Concretamente, si possono aiutare sia il bullo che la vittima ad una progressiva ristrutturazione nel loro modo di affrontare e percepire gli eventi, in relazione soprattutto ai loro vissuti. Sarebbe molto importante pensare anzitutto a un ambiente sociale che intanto promuova scambi comunicativi basati sulla cordialità, sul rispetto, in un clima genuino e non certo artificioso, dove viene promossa e premiata la capacità al contatto empatico, alla dimensione solidale e partecipativa.

 

5. Ricapitolando, in che modo aiutare il bullo e quali richieste gli si possono rivolgere, all’interno di un programma educativo di rimodellamento?
I punti fermi da seguire e monitorare, e sviluppare attraverso un vero e proprio training guidato, con l’immancabile sostegno dei vari contesti, potrebbe essere il seguente:
a). Usa un linguaggio cortese e rispettoso
b). Cerca di metterti nei panni degli altri e di comprenderne vissuti e punti di vista
c). Difendi e aiuta i ragazzi in difficoltà
d).
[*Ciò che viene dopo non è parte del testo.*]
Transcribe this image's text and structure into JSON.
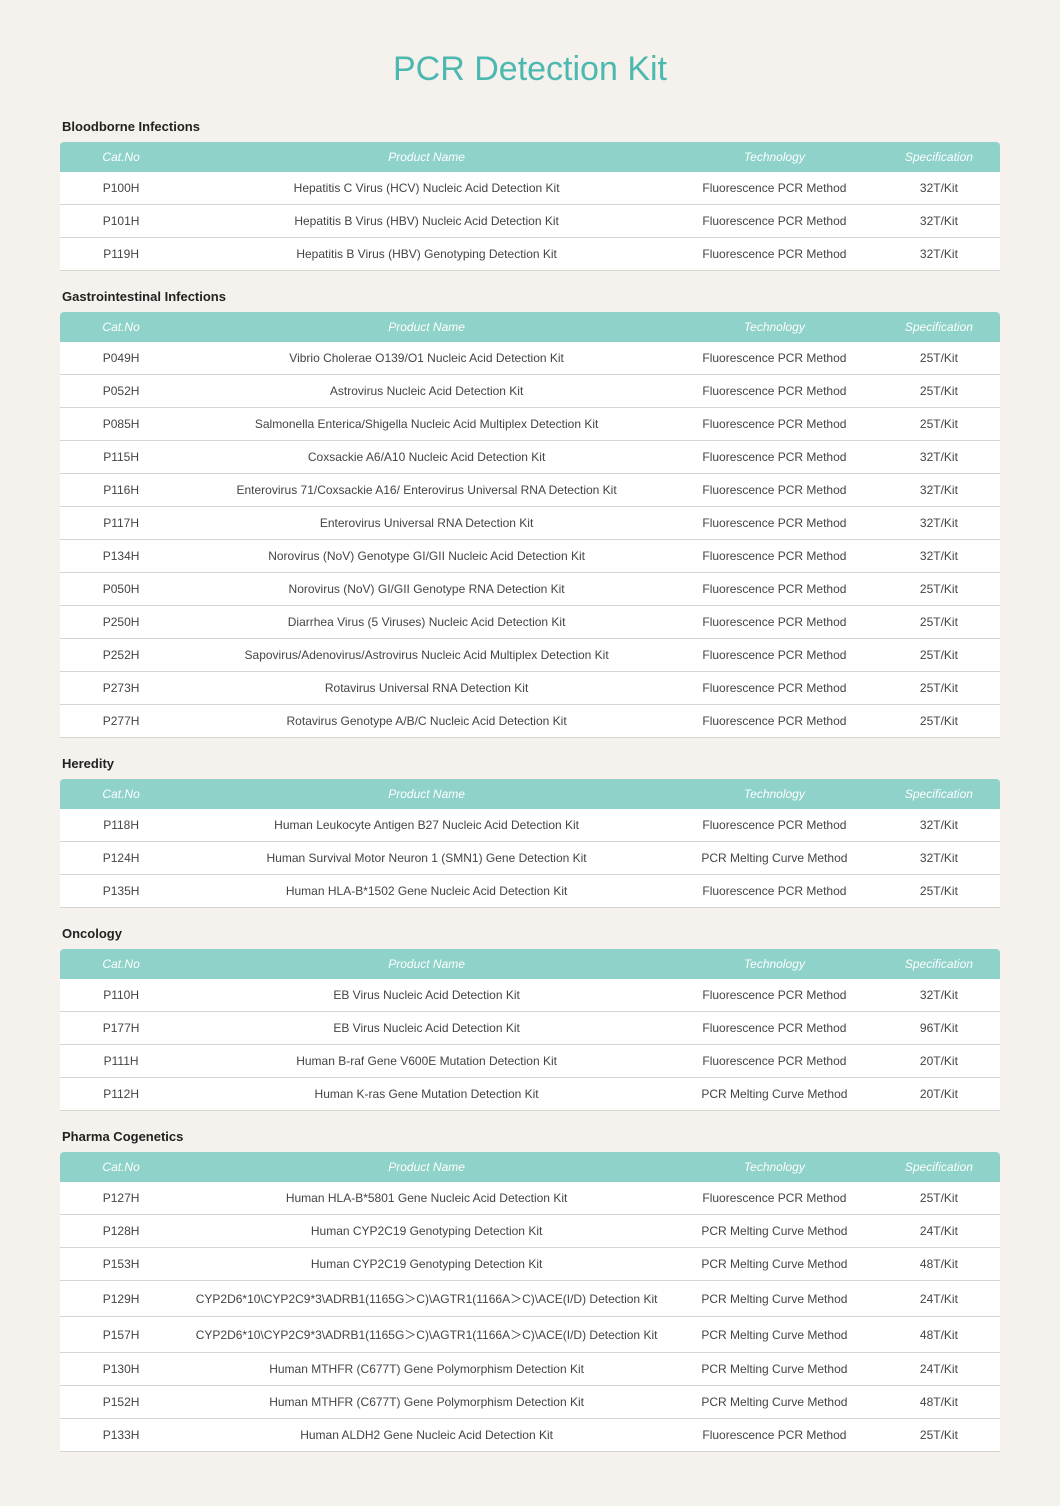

In caso di disaccordo cerca una mediazione con gli strumenti che ti stanno insegnando
e). Sottolinea i comportamenti negativi degli altri compagni
f). Rifletti sempre sulle conseguenze dei tuoi comportamenti
Le parti spettanti invece alla vittima, sempre all’interno di un itinerario di rimodulazione personale, potrebbero essere elencati in forma di istruzioni, come segue:
a). Impara a non lanciare sfide, né consapevolmente e né involontariamente
b). Non sottovalutare mai l’evento del subire prepotenze
c). Cerca di saldare legami di alleanza e amicizia con altri compagni
d). Parla e informa sempre gli adulti quando subisci minacce, lesioni e molestie di qualunque forma
e). Frequenta soltanto spazi che non siano isolati e lontani da occhi indiscreti

 

6. Certamente, la complessità e la difficoltà che tale fenomeno impone a noi pedagogisti, counselor o educatori a vario titolo, è tale che davvero occorre pensare che oltre ad avvalerci di utili ed efficaci strumenti di comprensione, prevenzione, fronteggiamento e contenimento, il nostro impegno verte soprattutto nell’offrire esempi di competenze relazionali, empatia, riconoscimento dell’errore, assunzione di responsabilità; tutti criteri di un vivere sociale che spesso risulta invece deframmentato, confuso e incoerente, se non addirittura rovesciato e quindi di cattivo esempio, nei contesti in cui gli adulti co-abitano, dando adito a comportamenti che sono l’esatto specchio di una società che miete bulli e nutre vittime sull’altare in cui quotidianamente fomenta e idolatra la violenza con raccapricciante orgasmo.